Eine "Fünf" erhalten deutsche Manager von ihren Mitarbeitern. Zumindest wenn es um die Beurteilung von Führungsqualitäten in nicht so angenehmen Situationen wie beispielsweise dem Umgang mit Konflikten und Fehlverhalten geht.

HB DÜSSELDORF. Das weist eine repräsentative Erhebung aus, die jetzt die Rendsburger Managementberatung von Studnitz & Partner vorgelegt.

Von 1456 befragten Berufstätigen in Norddeutschland bemängeln 79 % dass Anerkennung und Kritik durch Vorgesetzte absolut unausgewogen sind, 71 % dass ihre unmittelbaren Vorgesetzten nur selten direkt zu erreichen sind; 68 % dass Führungskräfte Sorgen und Probleme von Mitarbeitern kaum erkennen; 63 % dass konstruktive Kritik nur selten angenommen wird; 59 % dass Konflikte und Probleme im Arbeitsprozess kaum oder gar nicht angesprochen werden.

Nur acht Prozent der Befragten empfinden Spaß und Motivation bei ihrer Arbeit. Und 59 Prozent sehen nur geringe oder gar keine Chancen einer beruflichen Weiterentwicklung an ihrem Arbeitsplatz.
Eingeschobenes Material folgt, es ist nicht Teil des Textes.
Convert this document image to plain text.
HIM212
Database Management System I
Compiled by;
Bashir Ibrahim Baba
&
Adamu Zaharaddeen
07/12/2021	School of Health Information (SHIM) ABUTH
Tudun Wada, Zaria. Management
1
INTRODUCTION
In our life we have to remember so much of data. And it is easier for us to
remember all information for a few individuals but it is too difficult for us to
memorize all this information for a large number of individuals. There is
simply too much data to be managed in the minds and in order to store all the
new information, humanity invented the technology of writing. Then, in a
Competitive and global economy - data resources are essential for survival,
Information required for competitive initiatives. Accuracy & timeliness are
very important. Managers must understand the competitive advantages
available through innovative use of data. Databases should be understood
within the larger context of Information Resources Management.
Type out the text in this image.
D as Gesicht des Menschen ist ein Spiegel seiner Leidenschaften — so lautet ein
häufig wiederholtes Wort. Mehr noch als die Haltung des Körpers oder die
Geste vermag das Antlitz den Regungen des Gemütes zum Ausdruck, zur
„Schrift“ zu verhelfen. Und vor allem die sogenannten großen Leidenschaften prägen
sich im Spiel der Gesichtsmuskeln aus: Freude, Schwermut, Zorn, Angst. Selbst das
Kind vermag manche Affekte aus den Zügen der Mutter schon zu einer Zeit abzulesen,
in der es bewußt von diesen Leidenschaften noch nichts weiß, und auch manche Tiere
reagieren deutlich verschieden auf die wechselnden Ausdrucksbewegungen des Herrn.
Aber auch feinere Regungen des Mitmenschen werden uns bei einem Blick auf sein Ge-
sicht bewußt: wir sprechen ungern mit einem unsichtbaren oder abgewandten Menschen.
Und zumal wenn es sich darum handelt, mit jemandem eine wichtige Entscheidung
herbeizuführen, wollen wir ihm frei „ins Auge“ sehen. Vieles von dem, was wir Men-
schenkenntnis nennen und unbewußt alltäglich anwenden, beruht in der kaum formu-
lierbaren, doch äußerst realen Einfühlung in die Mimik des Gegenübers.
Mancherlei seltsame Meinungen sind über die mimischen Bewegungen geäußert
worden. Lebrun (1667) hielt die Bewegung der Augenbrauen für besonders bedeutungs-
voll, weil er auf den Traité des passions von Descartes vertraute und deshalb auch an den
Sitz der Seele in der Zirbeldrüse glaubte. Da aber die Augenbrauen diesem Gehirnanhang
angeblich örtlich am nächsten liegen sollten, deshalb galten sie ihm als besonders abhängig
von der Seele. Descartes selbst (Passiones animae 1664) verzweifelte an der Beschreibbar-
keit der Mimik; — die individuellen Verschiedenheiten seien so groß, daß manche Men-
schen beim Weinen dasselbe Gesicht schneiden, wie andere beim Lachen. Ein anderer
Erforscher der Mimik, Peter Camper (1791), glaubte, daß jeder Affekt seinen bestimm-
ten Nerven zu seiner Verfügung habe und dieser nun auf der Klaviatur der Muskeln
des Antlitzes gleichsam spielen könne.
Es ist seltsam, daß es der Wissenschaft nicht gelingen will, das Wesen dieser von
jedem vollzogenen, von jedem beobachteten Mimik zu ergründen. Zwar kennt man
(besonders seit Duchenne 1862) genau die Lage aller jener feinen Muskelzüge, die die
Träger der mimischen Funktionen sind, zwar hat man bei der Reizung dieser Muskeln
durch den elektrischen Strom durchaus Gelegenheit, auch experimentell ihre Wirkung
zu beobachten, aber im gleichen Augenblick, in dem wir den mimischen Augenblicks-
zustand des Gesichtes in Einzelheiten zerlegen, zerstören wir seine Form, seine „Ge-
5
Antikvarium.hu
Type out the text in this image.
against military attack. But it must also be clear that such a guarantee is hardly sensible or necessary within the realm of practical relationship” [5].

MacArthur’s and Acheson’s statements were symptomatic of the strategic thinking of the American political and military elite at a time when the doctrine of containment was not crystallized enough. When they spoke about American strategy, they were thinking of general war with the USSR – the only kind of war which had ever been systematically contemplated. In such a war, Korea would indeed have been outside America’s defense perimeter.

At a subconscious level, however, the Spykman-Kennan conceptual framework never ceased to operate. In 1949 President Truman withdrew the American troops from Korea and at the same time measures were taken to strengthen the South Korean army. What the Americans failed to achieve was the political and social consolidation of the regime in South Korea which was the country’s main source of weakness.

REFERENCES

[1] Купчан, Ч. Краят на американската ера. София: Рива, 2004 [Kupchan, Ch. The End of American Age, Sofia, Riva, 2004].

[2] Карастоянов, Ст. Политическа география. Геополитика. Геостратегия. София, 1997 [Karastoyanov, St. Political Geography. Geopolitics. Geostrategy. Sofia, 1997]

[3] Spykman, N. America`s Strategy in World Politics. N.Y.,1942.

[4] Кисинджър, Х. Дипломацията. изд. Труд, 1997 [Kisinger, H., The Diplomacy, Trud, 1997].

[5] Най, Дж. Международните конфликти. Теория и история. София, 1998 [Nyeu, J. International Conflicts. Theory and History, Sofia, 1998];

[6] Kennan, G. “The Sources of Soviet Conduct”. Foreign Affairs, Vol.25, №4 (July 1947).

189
Die Studie offenbart die Unfähigkeit vieler Führungskräfte, Feedbacks so zu geben, dass die Wirkung bei den Mitarbeitern aufbauend und motivierend wirkt. Andreas von Studnitz: "Auffallend ist, dass die meisten Führungskräfte bestehende Konflikte und Mitarbeiterprobleme entweder nicht erkennen oder den Kopf vor ihnen in den Sand stecken. Das ist ein erschreckender Mangel an zwischenmenschlicher Kompetenz . Angestrebtes Ziel muss die Realisierung einer hohen Wertschöpfung und gleichzeitige Förderung eines positiven Betriebsklimas bei allen Beteiligten in ihrem Verantwortungsbereich sein."